2. Send flowers (if you know they are not allergic to them) or, alternativ­ely, balloons. They brighten a room, are a reminder of your relationsh­ip and make an uplifting conversati­on topic. The recipient enjoys receiving them much more when they’re alive than when deceased.

3. If you would like to visit, send a note or text to the caregiver, recognizin­g that there are likely schedules in place with home health care that must be the priority. Recognize that hosting company in the home also falls on the exhausted caregiver, so only offer a visit in a supportive manner and respect whichever response you receive.

4. Let the caregiver know periodical­ly that you are willing to help, by running errands for example. Although they may not take you up on it, knowing others are offering and willing to help makes them feel supported.

5. If a family member is left shoulderin­g this responsibi­lity, roll up your sleeves and help. Don’t expect the caregiver to give you daily updates or reach out to you begging for help, for the invalid or for themself. Take your turn sitting with the invalid, and don’t do so “after your lunch with Sally” or “before your nail appointmen­t.” The caregiver does not enjoy those freedoms.

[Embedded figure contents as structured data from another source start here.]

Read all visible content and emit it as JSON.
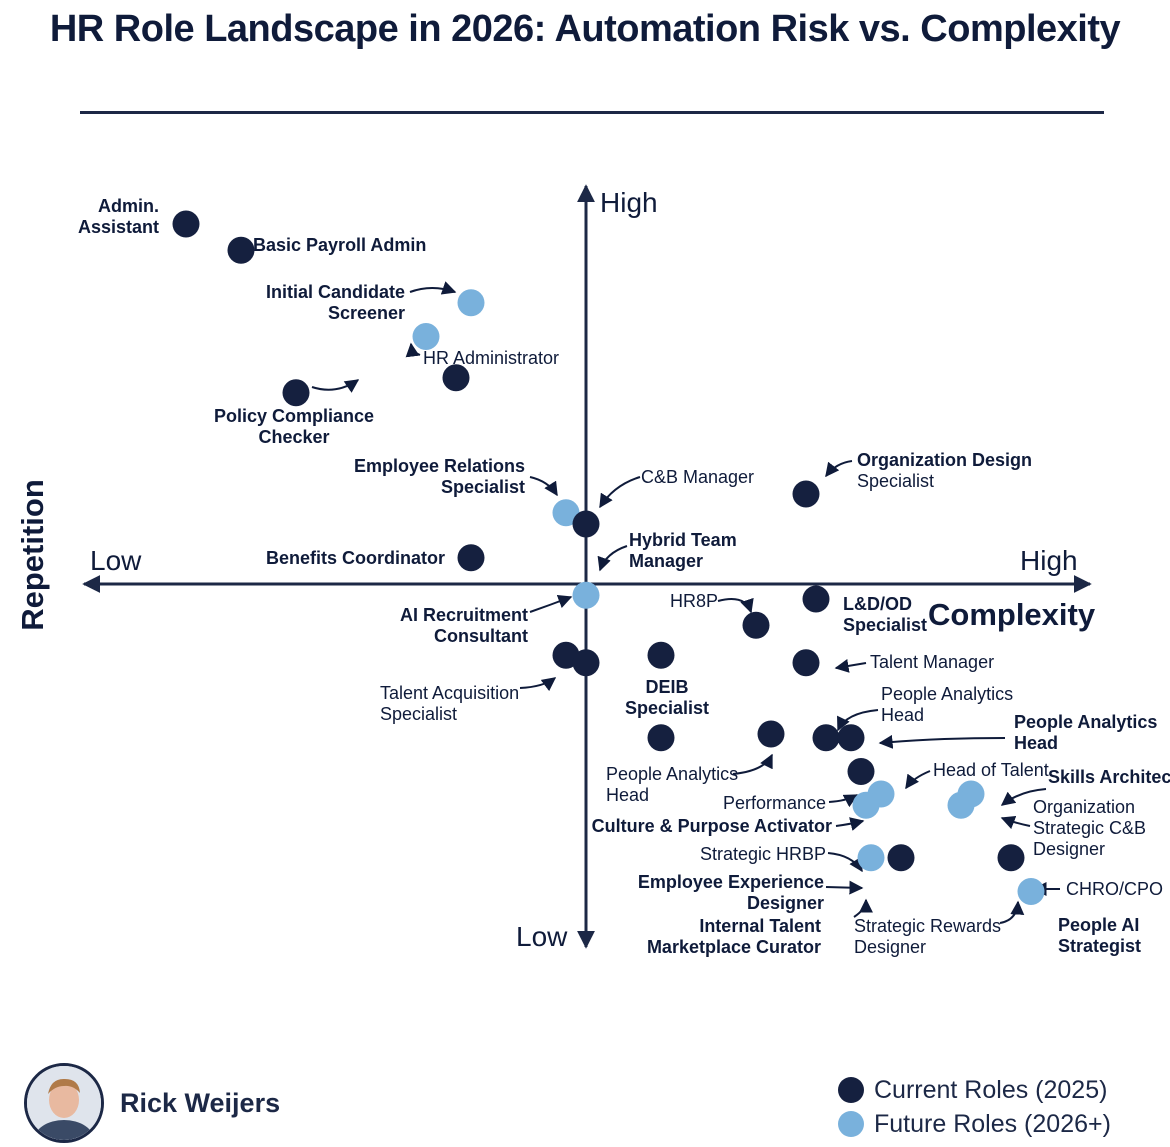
{
  "title": "HR Role Landscape in 2026: Automation Risk vs. Complexity",
  "colors": {
    "current": "#15203f",
    "future": "#79b1dc",
    "ink": "#0f1b3a"
  },
  "chart_data": {
    "type": "scatter",
    "title": "HR Role Landscape in 2026: Automation Risk vs. Complexity",
    "xlabel": "Complexity",
    "ylabel": "Repetition",
    "x_low": "Low",
    "x_high": "High",
    "y_low": "Low",
    "y_high": "High",
    "xlim": [
      -10,
      10
    ],
    "ylim": [
      -10,
      10
    ],
    "legend": {
      "position": "bottom-right",
      "items": [
        {
          "name": "Current Roles (2025)",
          "group": "current"
        },
        {
          "name": "Future Roles (2026+)",
          "group": "future"
        }
      ]
    },
    "points": [
      {
        "x": -8.0,
        "y": 9.6,
        "group": "current"
      },
      {
        "x": -6.9,
        "y": 8.9,
        "group": "current"
      },
      {
        "x": -2.3,
        "y": 7.5,
        "group": "future"
      },
      {
        "x": -3.2,
        "y": 6.6,
        "group": "future"
      },
      {
        "x": -2.6,
        "y": 5.5,
        "group": "current"
      },
      {
        "x": -5.8,
        "y": 5.1,
        "group": "current"
      },
      {
        "x": -0.4,
        "y": 1.9,
        "group": "future"
      },
      {
        "x": 0.0,
        "y": 1.6,
        "group": "current"
      },
      {
        "x": 4.4,
        "y": 2.4,
        "group": "current"
      },
      {
        "x": -2.3,
        "y": 0.7,
        "group": "current"
      },
      {
        "x": 0.0,
        "y": -0.3,
        "group": "future"
      },
      {
        "x": -0.4,
        "y": -1.9,
        "group": "current"
      },
      {
        "x": 0.0,
        "y": -2.1,
        "group": "current"
      },
      {
        "x": 1.5,
        "y": -1.9,
        "group": "current"
      },
      {
        "x": 3.4,
        "y": -1.1,
        "group": "current"
      },
      {
        "x": 4.6,
        "y": -0.4,
        "group": "current"
      },
      {
        "x": 4.4,
        "y": -2.1,
        "group": "current"
      },
      {
        "x": 1.5,
        "y": -4.1,
        "group": "current"
      },
      {
        "x": 3.7,
        "y": -4.0,
        "group": "current"
      },
      {
        "x": 4.8,
        "y": -4.1,
        "group": "current"
      },
      {
        "x": 5.3,
        "y": -4.1,
        "group": "current"
      },
      {
        "x": 5.5,
        "y": -5.0,
        "group": "current"
      },
      {
        "x": 5.9,
        "y": -5.6,
        "group": "future"
      },
      {
        "x": 5.6,
        "y": -5.9,
        "group": "future"
      },
      {
        "x": 7.7,
        "y": -5.6,
        "group": "future"
      },
      {
        "x": 7.5,
        "y": -5.9,
        "group": "future"
      },
      {
        "x": 5.7,
        "y": -7.3,
        "group": "future"
      },
      {
        "x": 6.3,
        "y": -7.3,
        "group": "current"
      },
      {
        "x": 8.5,
        "y": -7.3,
        "group": "current"
      },
      {
        "x": 8.9,
        "y": -8.2,
        "group": "future"
      }
    ],
    "labels": [
      {
        "lines": [
          "Admin.",
          "Assistant"
        ],
        "bold": true
      },
      {
        "lines": [
          "Basic Payroll Admin"
        ],
        "bold": true
      },
      {
        "lines": [
          "Initial Candidate",
          "Screener"
        ],
        "bold": true
      },
      {
        "lines": [
          "HR Administrator"
        ],
        "bold": false
      },
      {
        "lines": [
          "Policy Compliance",
          "Checker"
        ],
        "bold": true
      },
      {
        "lines": [
          "Employee Relations",
          "Specialist"
        ],
        "bold": true
      },
      {
        "lines": [
          "C&B Manager"
        ],
        "bold": false
      },
      {
        "lines": [
          "Organization Design",
          "Specialist"
        ],
        "bold": "first"
      },
      {
        "lines": [
          "Hybrid Team",
          "Manager"
        ],
        "bold": true
      },
      {
        "lines": [
          "Benefits Coordinator"
        ],
        "bold": true
      },
      {
        "lines": [
          "AI Recruitment",
          "Consultant"
        ],
        "bold": true
      },
      {
        "lines": [
          "HR8P"
        ],
        "bold": false
      },
      {
        "lines": [
          "L&D/OD",
          "Specialist"
        ],
        "bold": true
      },
      {
        "lines": [
          "Talent Manager"
        ],
        "bold": false
      },
      {
        "lines": [
          "Talent Acquisition",
          "Specialist"
        ],
        "bold": false
      },
      {
        "lines": [
          "DEIB",
          "Specialist"
        ],
        "bold": true
      },
      {
        "lines": [
          "People Analytics",
          "Head"
        ],
        "bold": false
      },
      {
        "lines": [
          "People Analytics",
          "Head"
        ],
        "bold": true
      },
      {
        "lines": [
          "People Analytics",
          "Head"
        ],
        "bold": false
      },
      {
        "lines": [
          "Head of Talent"
        ],
        "bold": false
      },
      {
        "lines": [
          "Skills Architect"
        ],
        "bold": true
      },
      {
        "lines": [
          "Performance"
        ],
        "bold": false
      },
      {
        "lines": [
          "Culture & Purpose Activator"
        ],
        "bold": true
      },
      {
        "lines": [
          "Organization",
          "Strategic C&B",
          "Designer"
        ],
        "bold": false
      },
      {
        "lines": [
          "Strategic HRBP"
        ],
        "bold": false
      },
      {
        "lines": [
          "Employee Experience",
          "Designer"
        ],
        "bold": true
      },
      {
        "lines": [
          "CHRO/CPO"
        ],
        "bold": false
      },
      {
        "lines": [
          "Internal Talent",
          "Marketplace Curator"
        ],
        "bold": true
      },
      {
        "lines": [
          "Strategic Rewards",
          "Designer"
        ],
        "bold": false
      },
      {
        "lines": [
          "People AI",
          "Strategist"
        ],
        "bold": true
      }
    ]
  },
  "author": {
    "name": "Rick Weijers",
    "avatar_icon": "person-avatar-icon"
  }
}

If you live out of state and are unable to travel and help, then help either monetarily or through regular care packages/ gift cards for the invalid and the caregiver. At a minimum, call or text both of them in a supportive manner.

6. Friends should keep the caregiver “in the loop,” and they shouldn’t stop inviting them to things. Even though they may not be able to go, they will at least know, they were invited and have not been forgotten.